At least 18 migrant infants and toddlers under the age of two were separated from their parents at the border "including nine infants under the age of one," according to a report released Friday by the House Oversight Committee.
The Trump administration's "zero tolerance" policy announced in April 2018 led to the separation of thousands of families, sparking a national outcry. More than a year later, the repercussions of that policy continue to be felt as House Democrats seek additional information on its execution.
The Democratic-led House Oversight Committee report comes ahead of a hearing on child separations that will include testimony from Reps. Alexandria Ocasio-Cortez and Rashida Talib, who toured border facilities last week, as well as testimony from the inspectors general from the Department of Health and Human Services and Department of Homeland Security.
Friday's report, based on data obtained by the committee under subpoena from the Trump administration, provides new information about at least 2,648 children who were separated from their parents.
The findings include:
• At least 18 infants and toddlers under two years old were separated from their parents and "kept apart for 20 days to half a year."
• Some children were kept in Border Patrol facilities longer than the allowed 72 hours.
• Children were moved around to multiple government facilities: more than 400 children were moved to several Customs and Border Protection facilities, more than 80 were moved to multiple Office of Refugee Resettlement facilities, and at least five children were moved to several Immigration and Customs Enforcement facilities.

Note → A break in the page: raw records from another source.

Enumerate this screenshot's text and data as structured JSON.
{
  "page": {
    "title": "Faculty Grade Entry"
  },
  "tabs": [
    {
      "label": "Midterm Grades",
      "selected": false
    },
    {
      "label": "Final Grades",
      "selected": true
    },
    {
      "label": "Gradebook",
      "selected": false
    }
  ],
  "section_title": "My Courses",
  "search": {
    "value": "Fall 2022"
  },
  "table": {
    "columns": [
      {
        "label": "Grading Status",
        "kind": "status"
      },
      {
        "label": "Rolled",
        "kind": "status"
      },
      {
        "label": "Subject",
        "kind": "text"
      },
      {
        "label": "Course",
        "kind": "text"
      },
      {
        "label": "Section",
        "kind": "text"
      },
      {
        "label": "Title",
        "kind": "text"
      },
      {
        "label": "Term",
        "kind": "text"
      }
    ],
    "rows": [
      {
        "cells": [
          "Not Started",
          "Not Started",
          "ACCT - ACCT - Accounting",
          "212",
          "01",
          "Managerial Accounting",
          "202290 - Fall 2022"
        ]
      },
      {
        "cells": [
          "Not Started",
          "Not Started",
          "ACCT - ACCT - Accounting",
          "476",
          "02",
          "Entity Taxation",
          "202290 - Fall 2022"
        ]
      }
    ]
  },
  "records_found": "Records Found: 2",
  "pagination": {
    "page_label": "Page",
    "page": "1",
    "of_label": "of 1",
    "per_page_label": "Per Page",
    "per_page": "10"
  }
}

• In some cases, parents were not sent to federal criminal custody, as was intended under the "zero tolerance" policy, while others were briefly taken into custody "and then returned within a day or two likely because prosecutors declined to prosecute their cases or because they were sentenced to time served for the misdemeanor of illegal entry."

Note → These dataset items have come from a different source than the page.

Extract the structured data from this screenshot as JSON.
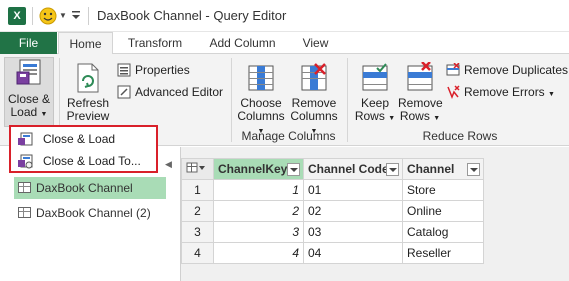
{
  "window": {
    "title": "DaxBook Channel - Query Editor",
    "excel_icon_letter": "X"
  },
  "tabs": [
    "File",
    "Home",
    "Transform",
    "Add Column",
    "View"
  ],
  "ribbon": {
    "close_load": {
      "line1": "Close &",
      "line2": "Load"
    },
    "refresh": {
      "line1": "Refresh",
      "line2": "Preview"
    },
    "properties": "Properties",
    "advanced_editor": "Advanced Editor",
    "choose_columns": {
      "line1": "Choose",
      "line2": "Columns"
    },
    "remove_columns": {
      "line1": "Remove",
      "line2": "Columns"
    },
    "keep_rows": {
      "line1": "Keep",
      "line2": "Rows"
    },
    "remove_rows": {
      "line1": "Remove",
      "line2": "Rows"
    },
    "remove_duplicates": "Remove Duplicates",
    "remove_errors": "Remove Errors",
    "group_manage_columns": "Manage Columns",
    "group_reduce_rows": "Reduce Rows"
  },
  "dropdown": {
    "items": [
      "Close & Load",
      "Close & Load To..."
    ]
  },
  "queries": [
    "DaxBook Channel",
    "DaxBook Channel (2)"
  ],
  "grid": {
    "headers": [
      "ChannelKey",
      "Channel Code",
      "Channel"
    ],
    "rows": [
      {
        "num": "1",
        "key": "1",
        "code": "01",
        "channel": "Store"
      },
      {
        "num": "2",
        "key": "2",
        "code": "02",
        "channel": "Online"
      },
      {
        "num": "3",
        "key": "3",
        "code": "03",
        "channel": "Catalog"
      },
      {
        "num": "4",
        "key": "4",
        "code": "04",
        "channel": "Reseller"
      }
    ]
  },
  "colors": {
    "file_tab": "#217346",
    "selection_green": "#a9dcb6",
    "highlight_red": "#d9202a"
  }
}
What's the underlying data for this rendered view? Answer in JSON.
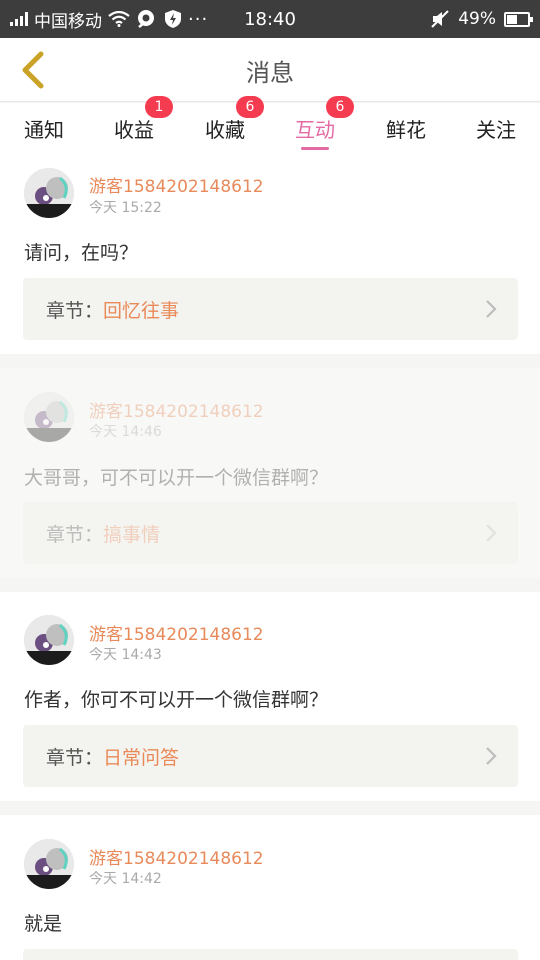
{
  "status": {
    "carrier": "中国移动",
    "time": "18:40",
    "battery": "49%",
    "battery_level": 0.49,
    "icons": [
      "signal-icon",
      "wifi-icon",
      "notification-icon",
      "shield-icon",
      "more-icon",
      "mute-icon",
      "battery-icon"
    ]
  },
  "header": {
    "title": "消息",
    "back_icon": "chevron-left-icon"
  },
  "tabs": [
    {
      "label": "通知",
      "badge": ""
    },
    {
      "label": "收益",
      "badge": "1"
    },
    {
      "label": "收藏",
      "badge": "6"
    },
    {
      "label": "互动",
      "badge": "6",
      "active": true
    },
    {
      "label": "鲜花",
      "badge": ""
    },
    {
      "label": "关注",
      "badge": ""
    }
  ],
  "chapter_prefix": "章节：",
  "messages": [
    {
      "user": "游客1584202148612",
      "time": "今天 15:22",
      "text": "请问，在吗？",
      "chapter": "回忆往事",
      "faded": false
    },
    {
      "user": "游客1584202148612",
      "time": "今天 14:46",
      "text": "大哥哥，可不可以开一个微信群啊？",
      "chapter": "搞事情",
      "faded": true
    },
    {
      "user": "游客1584202148612",
      "time": "今天 14:43",
      "text": "作者，你可不可以开一个微信群啊？",
      "chapter": "日常问答",
      "faded": false
    },
    {
      "user": "游客1584202148612",
      "time": "今天 14:42",
      "text": "就是",
      "chapter": "",
      "faded": false
    }
  ],
  "colors": {
    "accent_pink": "#e46aa3",
    "badge_red": "#f53b50",
    "username_orange": "#e88a5a",
    "back_arrow": "#c9a227"
  }
}
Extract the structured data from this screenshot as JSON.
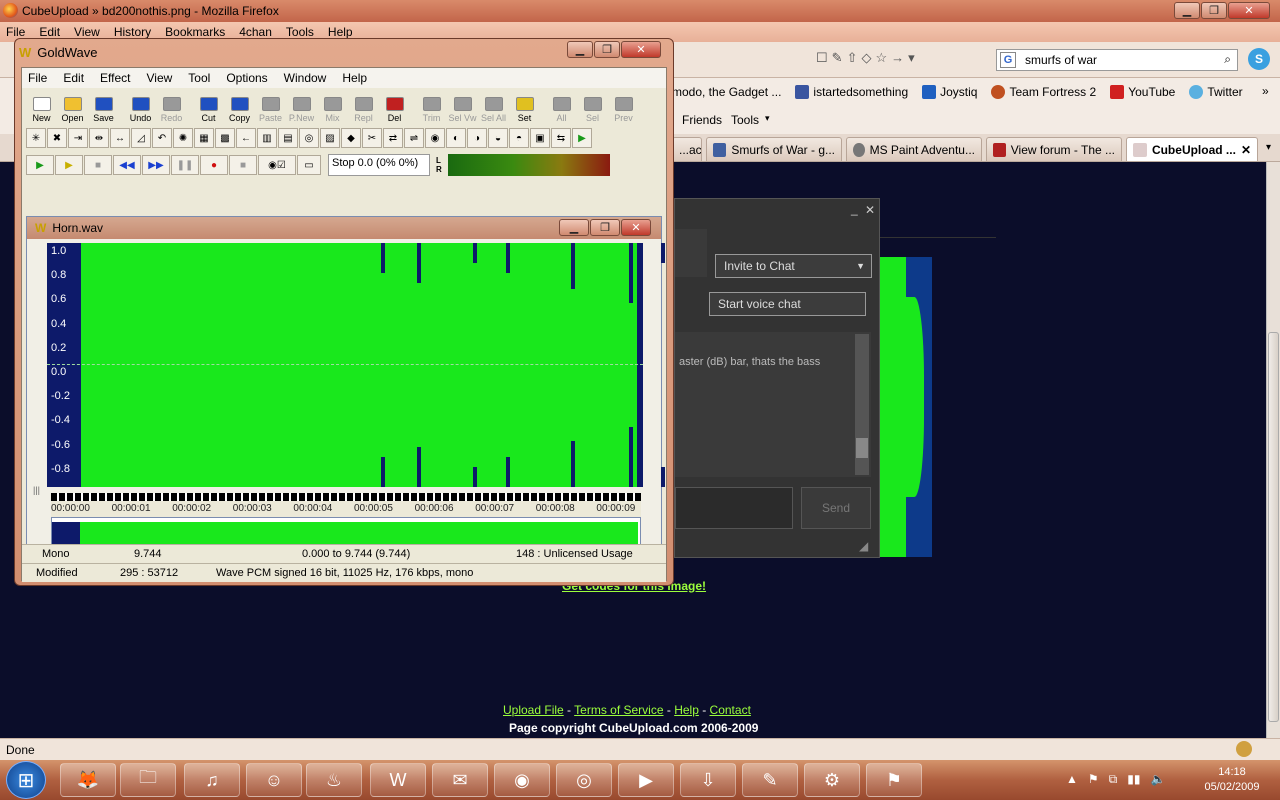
{
  "firefox": {
    "title": "CubeUpload » bd200nothis.png - Mozilla Firefox",
    "menu": [
      "File",
      "Edit",
      "View",
      "History",
      "Bookmarks",
      "4chan",
      "Tools",
      "Help"
    ],
    "search_value": "smurfs of war",
    "bookmarks": [
      "modo, the Gadget ...",
      "istartedsomething",
      "Joystiq",
      "Team Fortress 2",
      "YouTube",
      "Twitter"
    ],
    "bookmarks2": [
      "Friends",
      "Tools"
    ],
    "tabs": [
      "...ac...",
      "Smurfs of War - g...",
      "MS Paint Adventu...",
      "View forum - The ...",
      "CubeUpload ..."
    ],
    "status": "Done"
  },
  "page": {
    "chat_invite": "Invite to Chat",
    "chat_voice": "Start voice chat",
    "chat_text": "aster (dB) bar, thats the bass",
    "chat_send": "Send",
    "get_codes": "Get codes for this image!",
    "footer_links": [
      "Upload File",
      "Terms of Service",
      "Help",
      "Contact"
    ],
    "footer_sep": " - ",
    "copyright": "Page copyright CubeUpload.com 2006-2009"
  },
  "goldwave": {
    "title": "GoldWave",
    "menu": [
      "File",
      "Edit",
      "Effect",
      "View",
      "Tool",
      "Options",
      "Window",
      "Help"
    ],
    "toolbar": [
      {
        "label": "New",
        "enabled": true
      },
      {
        "label": "Open",
        "enabled": true
      },
      {
        "label": "Save",
        "enabled": true
      },
      {
        "label": "Undo",
        "enabled": true
      },
      {
        "label": "Redo",
        "enabled": false
      },
      {
        "label": "Cut",
        "enabled": true
      },
      {
        "label": "Copy",
        "enabled": true
      },
      {
        "label": "Paste",
        "enabled": false
      },
      {
        "label": "P.New",
        "enabled": false
      },
      {
        "label": "Mix",
        "enabled": false
      },
      {
        "label": "Repl",
        "enabled": false
      },
      {
        "label": "Del",
        "enabled": true
      },
      {
        "label": "Trim",
        "enabled": false
      },
      {
        "label": "Sel Vw",
        "enabled": false
      },
      {
        "label": "Sel All",
        "enabled": false
      },
      {
        "label": "Set",
        "enabled": true
      },
      {
        "label": "All",
        "enabled": false
      },
      {
        "label": "Sel",
        "enabled": false
      },
      {
        "label": "Prev",
        "enabled": false
      }
    ],
    "transport_status": "Stop 0.0 (0% 0%)",
    "meter_label": "L R",
    "document": {
      "title": "Horn.wav",
      "y_labels": [
        "1.0",
        "0.8",
        "0.6",
        "0.4",
        "0.2",
        "0.0",
        "-0.2",
        "-0.4",
        "-0.6",
        "-0.8"
      ],
      "time_labels": [
        "00:00:00",
        "00:00:01",
        "00:00:02",
        "00:00:03",
        "00:00:04",
        "00:00:05",
        "00:00:06",
        "00:00:07",
        "00:00:08",
        "00:00:09"
      ]
    },
    "status": {
      "channels": "Mono",
      "length": "9.744",
      "selection": "0.000 to 9.744 (9.744)",
      "usage": "148 : Unlicensed Usage",
      "state": "Modified",
      "position": "295 : 53712",
      "format": "Wave PCM signed 16 bit, 11025 Hz, 176 kbps, mono"
    }
  },
  "taskbar": {
    "time": "14:18",
    "date": "05/02/2009"
  }
}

• Ten of the children under two were from Honduras.
The list provided to the committee by the administration was derived from an ongoing family separation lawsuit brought by the American Civil Liberties Union, according to the report.
Last year, a court orde r in the case from US District Judge Dana Sabraw in San Diego forced the reunification of many immigrant families the government had separated at the border as a result of its "zero tolerance" policy. The majority have been reunited, according to the latest court filing in the case.
The committee notes in the report that it "has received some -- but not all -- of the information required by the subpoenas," as of Friday.
The committee is among others in pursuit of additional information on the administration's "zero tolerance" policy. On Thursday, the Democratic-led House Judiciary Committee voted to authorize subpoenas to current and former Trump administration officials related to the policy.
CNN has reached out to the departments of Homeland Security and Health and Human Services for comment.
This story is breaking and will be updated.